NEC Slices Its Way Into U.S. Blade Market
NEC this week unveiled its first blade server for the U.S. market, an offering that is also the first Intel Itanium 2 Blade server from a major server provider.NEC this week unveiled its first blade server for the U.S. market, an offering that is also the first Intel Itanium 2 Blade server from a major server provider.
NEC plans to begin shipping the Express5800/1020Ba Blade server offering in September with an eye on the Linux cluster space, Scott Schweitzer, product manager of Itanium products for NEC Solutions, America, told ServerWatch. The blade server's 64-bit architecture, 4x InfiniBand capabilities, and high memory capacity make it well-suited for organizations running multithreaded, processor-intensive applications.
The blades will also feature:
- 24 GB of expandable memory
- Automatic fail-over with redundant switches to provide uninterrupted availability and hot-swappable capabilities
- Two on-board 73GB U320 SCSI hard drives with built-in I/O and two Gb Ethernet ports, USB, and video
- Built-in management interface to consolidate KVM management functions for both local and remote (over IP) consoles and "system shared" FD/DVD, as well as to enable the management of power control, status monitor, error alert, error logging, and configuration control
- A design that consolidates cables, power supplies, storage, and network switching onto a single chassis to enable uninterrupted operation when adding, moving, or replacing blades.
The NEC Express5800/1020Ba blade server interfaces with external devices via a 4x InfiniBand PCI-X host adapter, that offers 1 GB per second of throughput and delivers up to eight simultaneous communications paths over a single cable. Each blade server comes standard with two Itanium 2 processors, allowing the 1.6GHz processor blades to deliver 12.8 GFLOPS performance, with nine blades fitting into a single 10U chassis, providing up to 18 processors per chassis, making the system capable of delivering more than 345 GFLOPS of processing power per cabinet.
The Express5800/1020Ba Blade server is designed to operate most efficiently in Linux clusters, Schweitzer said. The software that comes with the blade system virtualizes one node across many, giving multiple blades the appearance of a single system image. It also allows chassis to be aggregated together.
Although NEC pushes Red Hat as the operating system for the blades, Schweitzer said that SUSE Linux can also run on the blades.
The 19-inch rack mountable chassis is 10U high with room for nine blades and two half-U control blades. Powerwise, a full chassis consumes 5 KW running 1.4 GHz chips at 220 volts. Redundant DC power is provided for the first four blades, and additional redundant power, which consumes 2U is also available.
Although this is NEC's first blade offering in the United States, the vendor is no stranger to the blade space. NEC currently sells a third-generation 32-bit blade in Japan, Schweitzer said. NEC does not bring products to markets where it will not have a competitive advantage, Schweitzer added; thus the reason for setting its sights on the 64-bit market.

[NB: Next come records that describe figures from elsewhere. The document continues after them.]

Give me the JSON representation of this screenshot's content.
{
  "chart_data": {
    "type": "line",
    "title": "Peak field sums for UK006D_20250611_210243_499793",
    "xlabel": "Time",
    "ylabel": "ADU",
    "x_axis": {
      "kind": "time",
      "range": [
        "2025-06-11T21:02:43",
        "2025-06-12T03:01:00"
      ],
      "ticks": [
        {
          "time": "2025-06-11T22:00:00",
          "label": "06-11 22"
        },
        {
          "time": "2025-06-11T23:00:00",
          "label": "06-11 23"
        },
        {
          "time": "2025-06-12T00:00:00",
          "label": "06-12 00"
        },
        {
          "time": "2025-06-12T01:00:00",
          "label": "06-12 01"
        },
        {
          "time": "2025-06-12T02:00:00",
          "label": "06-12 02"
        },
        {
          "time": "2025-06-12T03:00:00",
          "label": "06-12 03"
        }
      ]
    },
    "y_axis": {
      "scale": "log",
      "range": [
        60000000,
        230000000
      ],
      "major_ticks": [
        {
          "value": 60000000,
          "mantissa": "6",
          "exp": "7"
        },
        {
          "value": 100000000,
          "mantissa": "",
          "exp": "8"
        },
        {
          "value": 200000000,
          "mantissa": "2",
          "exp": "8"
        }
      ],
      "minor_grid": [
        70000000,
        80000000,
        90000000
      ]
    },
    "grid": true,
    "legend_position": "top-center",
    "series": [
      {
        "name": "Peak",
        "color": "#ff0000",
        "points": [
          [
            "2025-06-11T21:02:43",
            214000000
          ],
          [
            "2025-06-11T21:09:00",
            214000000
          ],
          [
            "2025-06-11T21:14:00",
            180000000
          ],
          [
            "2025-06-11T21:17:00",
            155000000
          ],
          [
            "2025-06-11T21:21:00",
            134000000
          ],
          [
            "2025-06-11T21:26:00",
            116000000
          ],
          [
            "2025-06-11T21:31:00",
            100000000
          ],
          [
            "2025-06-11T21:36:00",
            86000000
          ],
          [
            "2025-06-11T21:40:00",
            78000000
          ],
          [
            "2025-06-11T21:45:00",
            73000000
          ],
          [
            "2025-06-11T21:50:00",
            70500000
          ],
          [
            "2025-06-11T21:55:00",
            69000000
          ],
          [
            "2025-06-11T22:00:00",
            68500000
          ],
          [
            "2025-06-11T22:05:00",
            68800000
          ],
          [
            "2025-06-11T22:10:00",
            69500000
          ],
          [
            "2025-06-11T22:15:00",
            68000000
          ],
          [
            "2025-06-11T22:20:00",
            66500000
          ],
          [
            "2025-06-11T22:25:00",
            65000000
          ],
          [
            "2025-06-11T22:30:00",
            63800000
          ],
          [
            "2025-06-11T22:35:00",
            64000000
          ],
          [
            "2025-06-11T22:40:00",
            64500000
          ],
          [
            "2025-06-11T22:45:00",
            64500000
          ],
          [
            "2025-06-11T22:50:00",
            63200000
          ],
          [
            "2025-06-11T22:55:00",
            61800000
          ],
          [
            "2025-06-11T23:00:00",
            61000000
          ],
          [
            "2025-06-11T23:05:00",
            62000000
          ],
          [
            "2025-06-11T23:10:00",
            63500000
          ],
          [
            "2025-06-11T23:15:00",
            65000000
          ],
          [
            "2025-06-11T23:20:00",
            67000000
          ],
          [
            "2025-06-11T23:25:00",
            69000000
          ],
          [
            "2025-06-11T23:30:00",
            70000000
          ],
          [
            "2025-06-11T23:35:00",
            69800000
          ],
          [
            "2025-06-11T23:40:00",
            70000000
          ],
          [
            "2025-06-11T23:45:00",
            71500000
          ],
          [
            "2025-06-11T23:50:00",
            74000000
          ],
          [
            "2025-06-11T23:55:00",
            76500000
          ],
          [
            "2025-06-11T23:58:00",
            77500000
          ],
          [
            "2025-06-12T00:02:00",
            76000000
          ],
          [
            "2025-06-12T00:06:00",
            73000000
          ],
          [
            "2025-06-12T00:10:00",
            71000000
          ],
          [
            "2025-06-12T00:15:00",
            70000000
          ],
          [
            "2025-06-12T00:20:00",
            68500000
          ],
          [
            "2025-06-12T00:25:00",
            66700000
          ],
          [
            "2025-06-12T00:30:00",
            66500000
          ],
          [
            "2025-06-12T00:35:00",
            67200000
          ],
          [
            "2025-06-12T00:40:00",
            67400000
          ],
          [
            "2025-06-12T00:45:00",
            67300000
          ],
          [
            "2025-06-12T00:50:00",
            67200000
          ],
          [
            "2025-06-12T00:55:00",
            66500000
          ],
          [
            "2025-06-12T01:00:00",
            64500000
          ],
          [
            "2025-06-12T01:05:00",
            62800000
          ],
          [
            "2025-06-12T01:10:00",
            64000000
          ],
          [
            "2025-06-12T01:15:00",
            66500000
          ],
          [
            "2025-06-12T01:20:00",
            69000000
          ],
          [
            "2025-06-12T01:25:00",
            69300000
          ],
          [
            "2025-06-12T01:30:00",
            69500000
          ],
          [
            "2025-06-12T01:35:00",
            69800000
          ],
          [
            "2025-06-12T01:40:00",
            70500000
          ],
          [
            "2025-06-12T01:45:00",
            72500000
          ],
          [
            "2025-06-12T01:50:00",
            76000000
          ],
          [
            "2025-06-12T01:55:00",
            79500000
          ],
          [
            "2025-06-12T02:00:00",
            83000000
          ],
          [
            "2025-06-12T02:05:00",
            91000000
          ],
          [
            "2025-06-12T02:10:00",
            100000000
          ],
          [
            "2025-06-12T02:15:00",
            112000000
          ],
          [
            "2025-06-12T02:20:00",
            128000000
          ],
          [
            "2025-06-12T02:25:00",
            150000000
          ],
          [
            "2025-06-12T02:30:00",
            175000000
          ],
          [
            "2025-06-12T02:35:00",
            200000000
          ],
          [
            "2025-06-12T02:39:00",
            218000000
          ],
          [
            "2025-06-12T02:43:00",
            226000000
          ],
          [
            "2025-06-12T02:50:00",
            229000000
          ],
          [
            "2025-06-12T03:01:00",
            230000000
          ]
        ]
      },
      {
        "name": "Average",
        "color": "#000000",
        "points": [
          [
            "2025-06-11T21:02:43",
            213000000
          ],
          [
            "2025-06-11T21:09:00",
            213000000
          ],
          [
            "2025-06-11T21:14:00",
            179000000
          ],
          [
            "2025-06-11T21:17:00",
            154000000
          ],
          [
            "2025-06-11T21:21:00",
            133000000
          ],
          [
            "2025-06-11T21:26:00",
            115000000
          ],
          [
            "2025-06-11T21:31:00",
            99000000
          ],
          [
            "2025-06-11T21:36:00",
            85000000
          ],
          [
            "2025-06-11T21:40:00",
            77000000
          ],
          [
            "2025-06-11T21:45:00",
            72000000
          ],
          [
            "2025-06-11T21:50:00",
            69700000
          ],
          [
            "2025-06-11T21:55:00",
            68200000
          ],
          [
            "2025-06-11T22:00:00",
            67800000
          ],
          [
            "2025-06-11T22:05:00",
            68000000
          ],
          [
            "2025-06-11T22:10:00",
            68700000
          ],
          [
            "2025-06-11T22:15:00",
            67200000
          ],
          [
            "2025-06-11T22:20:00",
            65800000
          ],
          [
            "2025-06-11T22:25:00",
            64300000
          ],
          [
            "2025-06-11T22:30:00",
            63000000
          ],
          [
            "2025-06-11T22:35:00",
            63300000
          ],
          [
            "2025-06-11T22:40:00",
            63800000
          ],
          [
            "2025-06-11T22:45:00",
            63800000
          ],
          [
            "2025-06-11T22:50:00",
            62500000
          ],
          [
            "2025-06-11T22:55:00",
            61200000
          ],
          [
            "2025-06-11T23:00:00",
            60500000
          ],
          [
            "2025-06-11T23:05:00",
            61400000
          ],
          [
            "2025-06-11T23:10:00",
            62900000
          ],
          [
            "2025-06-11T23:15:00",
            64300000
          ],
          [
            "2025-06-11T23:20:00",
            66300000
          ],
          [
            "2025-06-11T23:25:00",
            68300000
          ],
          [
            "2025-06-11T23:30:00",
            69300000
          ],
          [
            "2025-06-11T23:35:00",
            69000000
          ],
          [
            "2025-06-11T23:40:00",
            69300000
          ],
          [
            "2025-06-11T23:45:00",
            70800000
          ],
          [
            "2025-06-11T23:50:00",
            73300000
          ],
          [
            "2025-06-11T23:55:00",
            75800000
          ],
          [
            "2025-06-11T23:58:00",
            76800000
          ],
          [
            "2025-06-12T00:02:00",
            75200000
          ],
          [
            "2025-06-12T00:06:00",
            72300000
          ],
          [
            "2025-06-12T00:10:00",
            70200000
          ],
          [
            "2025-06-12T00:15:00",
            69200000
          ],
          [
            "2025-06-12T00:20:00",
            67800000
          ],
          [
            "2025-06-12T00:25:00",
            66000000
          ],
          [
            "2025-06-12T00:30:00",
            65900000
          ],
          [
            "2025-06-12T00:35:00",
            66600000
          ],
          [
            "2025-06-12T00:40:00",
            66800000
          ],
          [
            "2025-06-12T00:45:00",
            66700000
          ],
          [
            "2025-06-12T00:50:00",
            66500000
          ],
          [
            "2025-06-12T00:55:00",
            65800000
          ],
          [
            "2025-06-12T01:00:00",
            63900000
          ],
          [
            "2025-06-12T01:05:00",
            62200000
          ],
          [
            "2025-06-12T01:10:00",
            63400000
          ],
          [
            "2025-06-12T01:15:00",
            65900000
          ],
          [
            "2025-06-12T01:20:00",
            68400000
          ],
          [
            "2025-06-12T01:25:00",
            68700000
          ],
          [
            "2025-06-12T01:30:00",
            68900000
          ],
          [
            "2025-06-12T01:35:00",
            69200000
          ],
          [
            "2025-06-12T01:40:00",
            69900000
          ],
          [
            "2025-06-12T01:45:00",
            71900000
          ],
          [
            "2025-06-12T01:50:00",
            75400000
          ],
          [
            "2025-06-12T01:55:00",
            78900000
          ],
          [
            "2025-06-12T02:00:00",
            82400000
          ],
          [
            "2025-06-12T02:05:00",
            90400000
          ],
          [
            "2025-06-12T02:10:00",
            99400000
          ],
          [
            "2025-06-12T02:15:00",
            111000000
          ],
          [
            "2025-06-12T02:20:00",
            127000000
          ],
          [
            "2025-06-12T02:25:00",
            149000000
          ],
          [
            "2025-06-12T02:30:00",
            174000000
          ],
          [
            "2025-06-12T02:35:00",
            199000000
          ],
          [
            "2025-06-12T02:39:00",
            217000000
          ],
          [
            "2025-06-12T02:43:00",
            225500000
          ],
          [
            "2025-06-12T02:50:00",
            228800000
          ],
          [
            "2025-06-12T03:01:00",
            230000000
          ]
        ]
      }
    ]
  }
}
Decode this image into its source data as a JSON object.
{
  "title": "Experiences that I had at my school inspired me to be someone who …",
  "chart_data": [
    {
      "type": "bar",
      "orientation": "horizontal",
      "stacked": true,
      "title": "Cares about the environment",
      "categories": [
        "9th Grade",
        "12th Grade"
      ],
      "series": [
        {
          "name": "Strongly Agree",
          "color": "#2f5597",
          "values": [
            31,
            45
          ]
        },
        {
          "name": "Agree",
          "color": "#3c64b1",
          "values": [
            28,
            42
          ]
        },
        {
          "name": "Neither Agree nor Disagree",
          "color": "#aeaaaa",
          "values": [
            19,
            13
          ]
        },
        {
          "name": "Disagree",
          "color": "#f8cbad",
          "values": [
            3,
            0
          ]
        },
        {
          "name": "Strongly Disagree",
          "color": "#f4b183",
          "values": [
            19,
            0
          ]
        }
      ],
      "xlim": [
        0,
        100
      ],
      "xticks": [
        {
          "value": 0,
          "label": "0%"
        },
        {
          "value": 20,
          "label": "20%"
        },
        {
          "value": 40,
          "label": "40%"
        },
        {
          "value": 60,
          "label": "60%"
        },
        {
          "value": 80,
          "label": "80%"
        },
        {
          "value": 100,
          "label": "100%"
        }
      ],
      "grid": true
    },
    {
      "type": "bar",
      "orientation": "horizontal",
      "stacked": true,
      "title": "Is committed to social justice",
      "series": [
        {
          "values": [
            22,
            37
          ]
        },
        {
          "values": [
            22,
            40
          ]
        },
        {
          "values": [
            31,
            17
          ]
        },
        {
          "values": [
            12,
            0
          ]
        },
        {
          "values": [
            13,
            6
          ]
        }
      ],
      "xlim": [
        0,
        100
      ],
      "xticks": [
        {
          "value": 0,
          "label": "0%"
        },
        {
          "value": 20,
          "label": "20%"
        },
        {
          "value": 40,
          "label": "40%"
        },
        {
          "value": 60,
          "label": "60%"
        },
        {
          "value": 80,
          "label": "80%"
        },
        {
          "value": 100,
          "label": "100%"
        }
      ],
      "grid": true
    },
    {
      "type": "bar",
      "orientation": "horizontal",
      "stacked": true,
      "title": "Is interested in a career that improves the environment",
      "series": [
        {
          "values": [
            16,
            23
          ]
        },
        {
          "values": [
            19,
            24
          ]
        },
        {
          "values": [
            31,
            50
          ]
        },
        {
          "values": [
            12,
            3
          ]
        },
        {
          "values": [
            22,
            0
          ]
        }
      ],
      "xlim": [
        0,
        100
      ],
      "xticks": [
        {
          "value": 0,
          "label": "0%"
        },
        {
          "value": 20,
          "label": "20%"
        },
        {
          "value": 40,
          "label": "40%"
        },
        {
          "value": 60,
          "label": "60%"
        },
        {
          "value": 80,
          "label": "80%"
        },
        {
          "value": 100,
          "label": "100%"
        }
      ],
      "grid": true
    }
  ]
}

NEC already has several U.S. partners lined up. John Hallquist, president at Livermore Software Technology, an ISV, is developing customized crash test simulation solutions for the automotive industry. Other areas where NEC anticipates the Express5800/1020Ba Blade server being deployed are genome mapping, weapons research, and financial market simulation.
The Express5800/1020Ba will be priced at $79,000 for a chassis packed with nine 2-way blades, each with 2GB of memory, 136 GB of hard drive storage and redundant power. Installation, software and maintenance are priced separately. Other price configuration combos are also available, Schweitzer said.